Tip 3: Make customer care priority #1. 

Photo by reallyboring
Organizations embrace clouds to consolidate and to benefit from the economies of scale cloud computing offers in performance, resiliency, security, and general technical competency. If these are the operational areas that the cloud is supposed to provide, don't think, "What's left for the technical staff?" Instead, ask your customers: "Now that you've freed up expertise, how can you use the team to complement what the cloud is doing to improve productivity and enhance user (or customer) experience?" Consider projects that will raise security awareness, streamline workflows, or finally take on a big-data or similar initiative that you've put off for lack of... experienced staff!

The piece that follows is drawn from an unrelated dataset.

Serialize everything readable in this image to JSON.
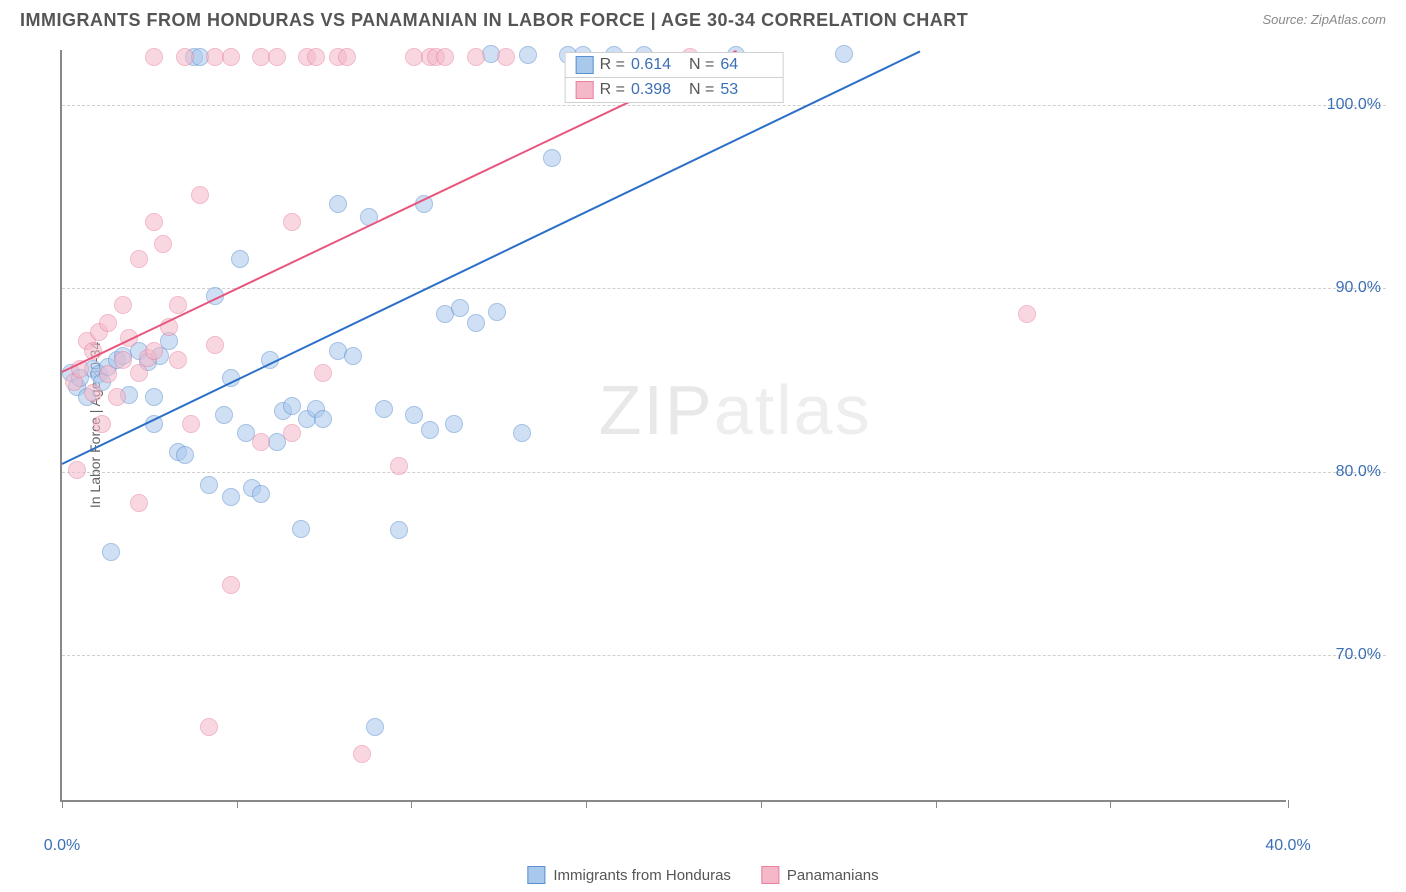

The bottom line is that cloud services or infrastructure offer significant benefits or economies beyond workforce reduction (which are nicely documented in a whitepaper from Microsoft). While companies may see some reduction in staff, this is a secondary benefit compared to the delivery of more reliable and usable service to users or customers. The latter are, after all, the real reasons an organization embraces technology and online presence.